Abraham in Hebrew (~hrba) means 'father of a multitude' or even 'exalted father of a multitude'.
Nearly sacrificed by his father as a sacrifice to God (Gen.22:9). Instead a ram was sacrificed instead of his son. Because Abraham was willing to sacrifice his only begotten son (vs. 16), God promised to make Isaac's descendents as numerous as the stars in heaven. God had earlier made a covenant with Isaac (Gen. 17:19).
Name changed from Jacob (Heb. Ya`aqob, meaning "heel holder") to Israel (Heb. Yisra'el, meaning "God prevails"). Jacob was given this name by a 'man' who prevented him from crossing a stream at night. He wrestled with this 'man' all night until it was daybreak. Jacob would not let the 'man' go unless he was blessed (evidently he was something more than a man), and then the 'man' finally blessed Jacob on the condition that he let him go. The man called Jacob by the new name of Israel, and Jacob called the place Peniel (Heb. "Pnuw'el", meaning "facing God") because Jacob had thought he saw God's face and had lived. It is worthwhile to notice that Jacob had twelve sons. These twelve sons are the "sons of Israel", and they are usually identified as "God's people" in the Hebrew texts.

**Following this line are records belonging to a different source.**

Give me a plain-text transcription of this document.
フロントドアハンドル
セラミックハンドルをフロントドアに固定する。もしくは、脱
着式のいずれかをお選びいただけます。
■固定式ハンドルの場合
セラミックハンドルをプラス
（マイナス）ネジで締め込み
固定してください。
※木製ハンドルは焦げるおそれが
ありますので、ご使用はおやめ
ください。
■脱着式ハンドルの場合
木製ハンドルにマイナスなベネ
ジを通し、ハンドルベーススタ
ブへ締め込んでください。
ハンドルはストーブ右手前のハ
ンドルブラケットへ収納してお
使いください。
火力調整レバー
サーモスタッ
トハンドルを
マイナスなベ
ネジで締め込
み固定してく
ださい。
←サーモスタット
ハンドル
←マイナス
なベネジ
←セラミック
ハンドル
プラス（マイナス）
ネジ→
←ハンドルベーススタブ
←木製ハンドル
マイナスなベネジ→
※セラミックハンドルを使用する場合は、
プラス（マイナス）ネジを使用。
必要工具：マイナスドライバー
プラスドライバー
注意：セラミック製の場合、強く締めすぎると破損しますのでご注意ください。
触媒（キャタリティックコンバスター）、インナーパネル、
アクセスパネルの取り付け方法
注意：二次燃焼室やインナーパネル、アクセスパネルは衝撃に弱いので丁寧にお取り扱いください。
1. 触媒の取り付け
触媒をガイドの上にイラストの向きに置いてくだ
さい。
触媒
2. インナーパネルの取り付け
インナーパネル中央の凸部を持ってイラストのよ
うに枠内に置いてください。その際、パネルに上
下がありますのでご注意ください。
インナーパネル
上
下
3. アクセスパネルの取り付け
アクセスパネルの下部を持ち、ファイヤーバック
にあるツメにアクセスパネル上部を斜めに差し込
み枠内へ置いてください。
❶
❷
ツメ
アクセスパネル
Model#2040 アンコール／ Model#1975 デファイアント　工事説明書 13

So, we have an exalted father, a sacrificed only begotten son, and the man who represents God's people as one who overcomes by wrestling all night.
The significance of this triad relationship didn't become important until Christianity when the God of truth was seen as the 'Father', and the only begotten son who was sacrificed by the 'Father', and the 'sons of God' who are the new Israel as mentioned by Paul (Rom. 2:29).